Did some code to measure how long the script takes:


START=`date +%s`

<body>

END=`date +%s`
RUNTIME=$((END-START))
printf "${COLOR1}> Script to ${RUNTIME} seconds${NC}

"

Running this script after every “zypper dup” and today it took 998 seconds.

Thanks for sharing!

Looking at your script and at this openSUSE SDB article https://en.opensuse.org/SDB:Disable_btrfsmaintenance, the switches and calls to balance as well as the scrub switch are different. Would you care to give a look and comment? Cheers.

Sure!

Balance

btrfs balance start -dusage=0 /
btrfs balance start -v -dusage=5 /
btrfs balance start -v -dusage=10 /
btrfs balance start -musage=0 /
btrfs balance start -v -musage=3 /

Remove -(d/m)usage=0, because btrfs already handles this automatically since v3.18.
Remove -musage=3, because I’ve read somewhere this shouldn’t be done (not that it would crash on you, just don’t).
Remove -dusage=10, because I’ve plenty of space atm. YMMV

Scrub

btrfs scrub start -Bd /

This is simply a matter of how I want to consume the report. I have a single device, so no need for -d, and I want to see the result as soon as it’s done, otherwise a call to btrfs scrub status is necessary, so the -R.
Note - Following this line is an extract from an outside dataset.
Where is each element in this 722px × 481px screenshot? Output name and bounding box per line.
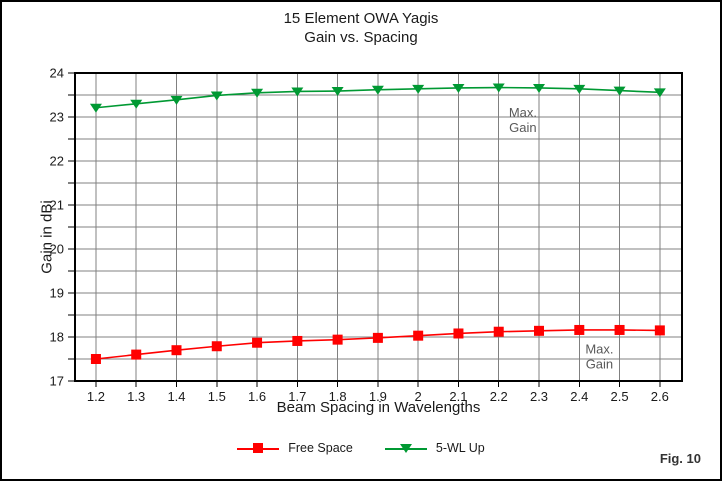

On another note, I saw linux 5.6 brings the mount option discard=async, which is awesome and that’s when I’m gonna remove the fstrim call from the script.

Hope this helps!

Great. Thanks a lot.
Cheers, and stay healthy.

Ah, another one, please: Your script, the btrfsmaintenance github https://github.com/kdave/btrfsmaintenance/blob/master/README.md, and the Arch Wiki mention scrub first, then balance. Only the openSUSE SDB has it the other way round. Haven’t checked the btrfs Wiki yet. Is there a rationale or recommendation as to the ordering?

Scrub checks if the file system can read from disk the same data that was written to it. I think it makes more sense running it before moving data around (balance). Every time a block is read from disk, its checksum is computed and compared. I understand that’s still the case if the block is to be relocated during a balance. If there’s a bit-flip in there, I don’t know how balance will deal with that, maybe it stops, or ignore the block. I’d prefer to handle it during a scrub. Good that you mention though, because I think my script will continue with the balance even in case scrub reports a checksum mismatch.